Si Maurice Sartre conteste l’expression c’est que les échanges Chine/Méditerranée sont fort anciens et ne concernent pas spécifiquement la soie. Ce n’était pas non plus un commerce direct (pas de monnaie romaine trouvée en Chine) mais fait d’intermédiaires comme les Sères déjà évoqués, les Cachemiriens, les Tibétains et l’empire Kouchan. Ce commerce de luxe repose sur la soie contre de la vaisselle métallique (encart central p. 8) fabriquée en Méditerranée ou copiées en Asie centrale. Palmyre en fut la plaque tournante de ce commerce avant que les Perses ne le contrôlent (5e-6e siècle). Justinien désireux de les contourner obtient grâce aux Nestoriens des œufs de ver à soie et pu développer une industrie de la soie dans la partie orientale de l’empire.

L’ambassade d’Andoun

Un texte chinois du 2e siècle rapporte le premier contact direct antre l’empire des Hans et l’empire romain, l’ambassade d’Andoun, sous Marc-Aurèle qui serait venue par mer depuis le Vietnam, sans doute plutôt des marchands romains.

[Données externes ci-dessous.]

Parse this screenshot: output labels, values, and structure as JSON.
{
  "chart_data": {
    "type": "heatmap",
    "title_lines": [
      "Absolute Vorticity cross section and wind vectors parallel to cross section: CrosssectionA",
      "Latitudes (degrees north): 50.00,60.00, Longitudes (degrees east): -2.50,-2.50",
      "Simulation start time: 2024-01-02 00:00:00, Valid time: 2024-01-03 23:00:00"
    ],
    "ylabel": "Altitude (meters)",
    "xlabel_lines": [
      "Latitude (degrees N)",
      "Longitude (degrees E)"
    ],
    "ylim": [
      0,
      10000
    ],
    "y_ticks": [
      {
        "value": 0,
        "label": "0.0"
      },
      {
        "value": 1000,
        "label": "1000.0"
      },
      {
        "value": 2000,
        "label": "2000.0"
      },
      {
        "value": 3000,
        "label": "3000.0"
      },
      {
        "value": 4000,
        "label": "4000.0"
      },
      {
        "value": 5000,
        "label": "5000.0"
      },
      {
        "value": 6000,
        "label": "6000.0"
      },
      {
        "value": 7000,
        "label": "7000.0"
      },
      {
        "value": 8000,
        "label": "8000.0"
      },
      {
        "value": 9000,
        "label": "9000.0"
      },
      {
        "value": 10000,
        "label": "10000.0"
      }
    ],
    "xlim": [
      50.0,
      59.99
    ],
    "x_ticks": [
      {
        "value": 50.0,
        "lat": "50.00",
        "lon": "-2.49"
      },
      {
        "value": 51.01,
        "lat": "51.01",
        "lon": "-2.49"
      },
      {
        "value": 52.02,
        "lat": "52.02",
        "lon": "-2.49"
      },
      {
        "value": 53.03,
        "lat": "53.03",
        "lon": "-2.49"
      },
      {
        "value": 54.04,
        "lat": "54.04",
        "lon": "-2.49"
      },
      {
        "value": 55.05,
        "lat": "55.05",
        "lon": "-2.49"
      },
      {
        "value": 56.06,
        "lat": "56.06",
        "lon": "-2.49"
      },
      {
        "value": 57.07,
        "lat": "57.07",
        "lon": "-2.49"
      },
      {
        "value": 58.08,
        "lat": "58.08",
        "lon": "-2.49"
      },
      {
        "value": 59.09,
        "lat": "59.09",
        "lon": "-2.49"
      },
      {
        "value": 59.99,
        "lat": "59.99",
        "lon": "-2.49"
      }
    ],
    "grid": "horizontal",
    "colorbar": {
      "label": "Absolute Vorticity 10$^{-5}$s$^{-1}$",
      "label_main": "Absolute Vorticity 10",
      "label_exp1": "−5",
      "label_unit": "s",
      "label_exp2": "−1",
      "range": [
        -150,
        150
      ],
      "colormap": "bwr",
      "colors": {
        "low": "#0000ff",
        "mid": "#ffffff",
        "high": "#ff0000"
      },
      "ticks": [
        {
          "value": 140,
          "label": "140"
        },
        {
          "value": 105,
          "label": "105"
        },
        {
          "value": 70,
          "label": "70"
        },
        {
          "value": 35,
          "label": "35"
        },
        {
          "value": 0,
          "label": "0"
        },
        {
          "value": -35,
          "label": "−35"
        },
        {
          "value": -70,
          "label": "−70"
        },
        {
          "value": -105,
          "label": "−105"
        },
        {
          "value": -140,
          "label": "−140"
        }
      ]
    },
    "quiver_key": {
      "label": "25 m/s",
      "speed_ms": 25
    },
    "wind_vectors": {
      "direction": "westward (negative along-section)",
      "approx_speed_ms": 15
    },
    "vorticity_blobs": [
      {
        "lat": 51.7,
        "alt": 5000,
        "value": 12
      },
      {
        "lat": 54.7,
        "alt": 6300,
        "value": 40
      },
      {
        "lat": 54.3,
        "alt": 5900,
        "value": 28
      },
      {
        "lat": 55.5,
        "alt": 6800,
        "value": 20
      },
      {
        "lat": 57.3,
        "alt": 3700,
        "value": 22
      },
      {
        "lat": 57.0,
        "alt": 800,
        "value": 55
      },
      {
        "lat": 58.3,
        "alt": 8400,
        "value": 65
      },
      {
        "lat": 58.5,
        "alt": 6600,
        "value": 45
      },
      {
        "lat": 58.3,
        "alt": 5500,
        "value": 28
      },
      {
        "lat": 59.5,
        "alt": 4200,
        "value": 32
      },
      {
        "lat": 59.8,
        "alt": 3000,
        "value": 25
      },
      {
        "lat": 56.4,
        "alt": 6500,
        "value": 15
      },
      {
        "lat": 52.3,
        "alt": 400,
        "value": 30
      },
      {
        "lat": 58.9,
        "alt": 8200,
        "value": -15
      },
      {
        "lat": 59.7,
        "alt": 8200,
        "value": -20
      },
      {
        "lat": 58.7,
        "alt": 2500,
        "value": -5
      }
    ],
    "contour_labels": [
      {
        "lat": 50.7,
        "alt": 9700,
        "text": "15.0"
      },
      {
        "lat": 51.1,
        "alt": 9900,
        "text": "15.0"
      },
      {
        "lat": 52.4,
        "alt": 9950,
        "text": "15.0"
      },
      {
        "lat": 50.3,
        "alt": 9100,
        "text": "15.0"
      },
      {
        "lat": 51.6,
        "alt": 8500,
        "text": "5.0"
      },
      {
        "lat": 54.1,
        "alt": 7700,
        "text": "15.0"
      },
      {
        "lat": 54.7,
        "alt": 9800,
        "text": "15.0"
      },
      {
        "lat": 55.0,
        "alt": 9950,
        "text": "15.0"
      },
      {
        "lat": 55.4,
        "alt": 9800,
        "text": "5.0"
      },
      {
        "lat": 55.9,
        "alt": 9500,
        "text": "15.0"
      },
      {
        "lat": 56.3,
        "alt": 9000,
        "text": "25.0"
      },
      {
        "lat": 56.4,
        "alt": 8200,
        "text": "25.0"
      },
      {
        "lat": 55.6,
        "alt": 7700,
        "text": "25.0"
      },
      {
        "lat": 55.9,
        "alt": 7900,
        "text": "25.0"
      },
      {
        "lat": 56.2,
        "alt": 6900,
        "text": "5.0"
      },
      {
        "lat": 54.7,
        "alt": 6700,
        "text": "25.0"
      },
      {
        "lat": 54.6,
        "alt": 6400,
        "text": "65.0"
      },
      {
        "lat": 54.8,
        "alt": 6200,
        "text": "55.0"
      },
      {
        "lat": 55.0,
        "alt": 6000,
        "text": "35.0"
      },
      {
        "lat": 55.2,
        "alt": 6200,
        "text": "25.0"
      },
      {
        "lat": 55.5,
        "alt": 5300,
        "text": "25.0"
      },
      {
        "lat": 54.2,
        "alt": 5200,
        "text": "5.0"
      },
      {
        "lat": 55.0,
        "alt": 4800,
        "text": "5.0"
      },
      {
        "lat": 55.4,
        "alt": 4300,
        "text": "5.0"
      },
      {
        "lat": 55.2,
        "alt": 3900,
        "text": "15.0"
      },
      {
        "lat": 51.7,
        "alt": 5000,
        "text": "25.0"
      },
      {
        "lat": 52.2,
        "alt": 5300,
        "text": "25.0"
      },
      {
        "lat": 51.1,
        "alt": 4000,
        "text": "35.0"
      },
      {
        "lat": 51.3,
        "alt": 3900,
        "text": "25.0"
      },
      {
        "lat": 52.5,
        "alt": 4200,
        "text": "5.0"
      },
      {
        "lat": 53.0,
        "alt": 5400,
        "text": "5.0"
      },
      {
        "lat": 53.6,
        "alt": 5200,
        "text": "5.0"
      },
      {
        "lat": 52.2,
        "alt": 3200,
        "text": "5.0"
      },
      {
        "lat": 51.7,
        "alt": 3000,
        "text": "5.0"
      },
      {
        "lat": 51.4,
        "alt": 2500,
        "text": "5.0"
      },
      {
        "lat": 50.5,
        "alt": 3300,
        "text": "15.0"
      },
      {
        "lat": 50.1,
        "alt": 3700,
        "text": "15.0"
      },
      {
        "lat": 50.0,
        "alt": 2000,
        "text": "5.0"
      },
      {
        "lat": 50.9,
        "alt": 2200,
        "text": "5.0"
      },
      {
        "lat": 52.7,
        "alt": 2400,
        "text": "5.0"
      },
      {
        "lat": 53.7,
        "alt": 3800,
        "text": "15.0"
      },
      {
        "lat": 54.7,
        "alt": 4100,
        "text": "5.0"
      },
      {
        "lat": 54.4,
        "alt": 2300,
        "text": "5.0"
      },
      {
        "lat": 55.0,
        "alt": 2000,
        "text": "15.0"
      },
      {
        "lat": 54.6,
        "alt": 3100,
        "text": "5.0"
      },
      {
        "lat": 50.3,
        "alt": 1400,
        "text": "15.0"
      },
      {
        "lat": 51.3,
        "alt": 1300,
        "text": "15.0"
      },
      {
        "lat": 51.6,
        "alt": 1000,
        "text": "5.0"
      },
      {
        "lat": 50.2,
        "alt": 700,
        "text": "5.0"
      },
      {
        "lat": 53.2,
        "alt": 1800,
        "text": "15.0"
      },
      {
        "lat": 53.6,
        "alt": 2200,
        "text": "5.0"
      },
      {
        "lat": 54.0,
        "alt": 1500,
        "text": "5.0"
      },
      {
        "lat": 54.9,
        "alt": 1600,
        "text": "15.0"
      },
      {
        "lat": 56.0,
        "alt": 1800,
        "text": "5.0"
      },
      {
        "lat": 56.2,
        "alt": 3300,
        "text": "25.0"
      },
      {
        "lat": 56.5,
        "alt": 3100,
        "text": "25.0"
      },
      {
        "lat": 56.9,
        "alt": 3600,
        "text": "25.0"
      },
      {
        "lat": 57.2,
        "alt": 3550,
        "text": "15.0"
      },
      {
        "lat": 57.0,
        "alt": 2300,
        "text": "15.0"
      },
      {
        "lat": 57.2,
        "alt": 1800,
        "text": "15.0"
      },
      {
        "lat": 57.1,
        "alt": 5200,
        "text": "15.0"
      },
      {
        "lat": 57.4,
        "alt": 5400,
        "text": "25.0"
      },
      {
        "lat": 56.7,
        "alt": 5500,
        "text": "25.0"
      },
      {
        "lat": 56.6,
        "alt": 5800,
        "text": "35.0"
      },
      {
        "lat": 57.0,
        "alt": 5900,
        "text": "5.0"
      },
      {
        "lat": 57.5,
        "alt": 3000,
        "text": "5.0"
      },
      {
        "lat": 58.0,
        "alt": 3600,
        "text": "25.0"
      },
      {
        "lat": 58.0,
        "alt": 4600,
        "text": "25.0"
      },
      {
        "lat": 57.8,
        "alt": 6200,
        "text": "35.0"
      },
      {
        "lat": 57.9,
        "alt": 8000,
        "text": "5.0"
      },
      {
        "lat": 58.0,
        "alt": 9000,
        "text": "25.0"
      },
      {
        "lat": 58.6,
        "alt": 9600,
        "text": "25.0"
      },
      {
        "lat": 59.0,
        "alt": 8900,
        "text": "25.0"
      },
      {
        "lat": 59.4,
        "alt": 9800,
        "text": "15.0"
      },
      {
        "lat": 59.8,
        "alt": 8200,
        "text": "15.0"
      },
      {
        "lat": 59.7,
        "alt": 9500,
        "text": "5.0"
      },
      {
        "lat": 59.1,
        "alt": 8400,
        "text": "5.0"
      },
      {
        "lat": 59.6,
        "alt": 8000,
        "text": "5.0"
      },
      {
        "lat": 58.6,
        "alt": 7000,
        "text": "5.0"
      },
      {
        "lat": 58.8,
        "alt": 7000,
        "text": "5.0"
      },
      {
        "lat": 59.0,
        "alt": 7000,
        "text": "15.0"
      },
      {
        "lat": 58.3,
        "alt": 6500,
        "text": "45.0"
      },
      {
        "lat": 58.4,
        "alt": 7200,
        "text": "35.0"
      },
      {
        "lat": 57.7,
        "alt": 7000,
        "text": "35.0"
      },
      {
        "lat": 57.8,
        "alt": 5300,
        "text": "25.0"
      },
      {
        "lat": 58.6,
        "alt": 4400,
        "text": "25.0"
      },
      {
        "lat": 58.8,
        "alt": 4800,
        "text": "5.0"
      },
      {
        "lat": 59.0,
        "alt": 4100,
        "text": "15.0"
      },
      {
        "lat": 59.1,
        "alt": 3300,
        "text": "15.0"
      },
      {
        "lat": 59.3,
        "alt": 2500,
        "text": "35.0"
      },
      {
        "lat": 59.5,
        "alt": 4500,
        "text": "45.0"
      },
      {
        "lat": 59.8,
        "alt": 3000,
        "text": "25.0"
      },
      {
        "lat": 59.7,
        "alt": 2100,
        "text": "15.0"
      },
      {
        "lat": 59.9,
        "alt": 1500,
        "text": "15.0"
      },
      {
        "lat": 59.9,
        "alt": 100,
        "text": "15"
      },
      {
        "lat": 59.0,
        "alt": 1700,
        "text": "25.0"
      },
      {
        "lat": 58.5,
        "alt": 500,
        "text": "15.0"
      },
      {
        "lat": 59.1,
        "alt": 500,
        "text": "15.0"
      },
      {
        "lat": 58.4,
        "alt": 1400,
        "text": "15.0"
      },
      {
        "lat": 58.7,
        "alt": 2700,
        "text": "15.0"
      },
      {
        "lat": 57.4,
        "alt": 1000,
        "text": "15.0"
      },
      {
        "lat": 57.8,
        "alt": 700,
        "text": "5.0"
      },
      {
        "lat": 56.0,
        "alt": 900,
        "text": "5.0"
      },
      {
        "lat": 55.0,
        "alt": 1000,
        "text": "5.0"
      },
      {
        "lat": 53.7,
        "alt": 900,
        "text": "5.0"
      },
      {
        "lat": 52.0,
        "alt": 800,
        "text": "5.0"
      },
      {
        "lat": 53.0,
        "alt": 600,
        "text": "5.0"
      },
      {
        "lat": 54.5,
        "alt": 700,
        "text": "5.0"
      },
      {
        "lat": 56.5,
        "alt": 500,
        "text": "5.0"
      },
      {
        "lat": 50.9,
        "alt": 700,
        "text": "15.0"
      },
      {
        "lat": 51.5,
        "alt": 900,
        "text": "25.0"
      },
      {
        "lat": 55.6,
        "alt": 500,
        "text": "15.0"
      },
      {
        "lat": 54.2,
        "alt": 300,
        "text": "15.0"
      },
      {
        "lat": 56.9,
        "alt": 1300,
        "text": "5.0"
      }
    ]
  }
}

Maurice Sartre détaille ce que les textes occidentaux disent des mers asiatiques, eut-être connues par des marchands voyageant sur des navires indiens. Le point ultime à l’Est serait Kattigara (l’Indochine) évoquée par l’auteur du Périple. Des connaissances beaucoup plus lacunaires que ce que les textes chinois : l’Histoire de Fan Ye et quelques autres disent de l’empire romain nommé Da Qin, grâce notamment aux échanges avec les Indiens, les Parthes et l’empire Kouchan. Si les descriptions de Fan Ye sont bien informées sur les réalités de la partie orientale, il en fait une généralité pour tout l’empire romain.

Empires et conflits

Ce dernier chapitre s’ouvre sur le massacre des Chrétiens de Najran en 523 en Arabie heureuse. Maurice Sartre veut ici montrer comment un conflit, local et confessionnel entre sujets chrétiens et roi juif, est au cœur des rivalités entre les grandes puissances du moment, Byzance et les Perses. Il rapporte la genèse du conflit local et son caractère de conflit entre puissances, délocalisé aux marges qui n’est pas sans rappeler le monde actuel.

Un ouvrage qui propose un grand voyage dans l’Antiquité sous un angle inhabituel.